Well, beyond the constraints mentioned above, there is the fact that Ron and Gary are very definitely going for a style in homage of the specific look and feel of ‘golden age’ 8-bit computer games here. Much that we could do—even at this resolution—in terms of rendering and lighting effects, for instance, may be restrained, or omitted all together, in order to capture and preserve the ‘retro’ look and experience of the game. There was a very definite ‘line and flat color’ style to those old games that made them stylistically unique. That said, they have certainly been interested in and responsive to ‘style’ possibilities I have brought to the table so far during the ‘story-board’ phase of this project. They still seem very much in the exploratory part of this endeavor—still figuring out exactly what they want the game to look like, and how best to achieve that. So we all wait to see where the dart lands.

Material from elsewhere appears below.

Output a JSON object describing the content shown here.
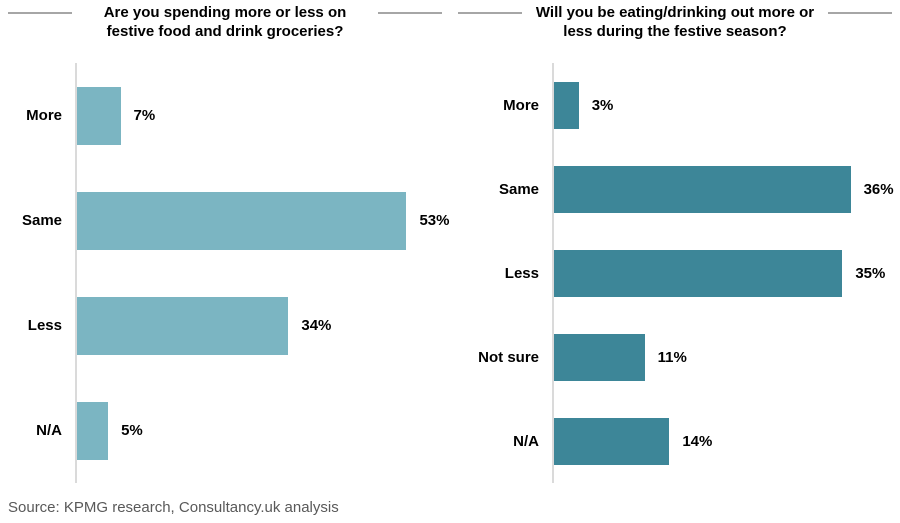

What pieces in your gaming work are you most proud of? What are your biggest challenges in creating them?

If by ‘my gaming work’ you mean over the past thirty years, there is a fairly well known collection of color-cycling fantasy landscapes I did for a small selection of now-defunct clients back in the late 80’s and early 90’s that I still regard as the pinnacle of my 8-bit achievement. A last flowering before the fall of Rome, so to speak. You can find a link to lots of those here:

http://markferrari.com/art/8bit-game-art/

on the 8-bit game art page of my website: www.markferrari.com

The biggest challenges to doing such work now are the absence of D-Paint, and the fact that each of these scenes took weeks of obsessive work to finish—with a younger man’s energy and mental agility. Will I do more? Can I now? … Perhaps we shall see… :]

How about on Thimbleweed Park specifically, are there any big screens or set pieces you’re looking forward to tackling?

I know this will sound wincingly rah-rah, but honestly, pretty much all of them. I have enjoyed almost every wireframe mock-up I’ve been asked to do so far more than the one before. Ron and Gary have done their usual great job of coming up with an absurdly interesting and humorous little town (Thimbleweed), brimming with quirk and unexpected juxtaposition that’s at least as much fun to conceptualize and draw as I’m sure it will be for players to explore. Not sure how many ‘specifics’ about any of this I’m supposed to get into publicly yet. But so far this experience is all the best of what I recall from working on games like Secret of Monkey Island. We laughed a LOT in those days. And then went back to making it all look really cool. What’s not to like?

How would you describe the visual style for Thimbleweed Park? What have you added to it over the process of putting it together?

To the extent that Thimbleweed’s visual style has actually been determined yet, I think I’ve probably answered that already. As for what I’ve added so far… Just another measure of genius, of course. 😉 And perhaps another helping of laughter.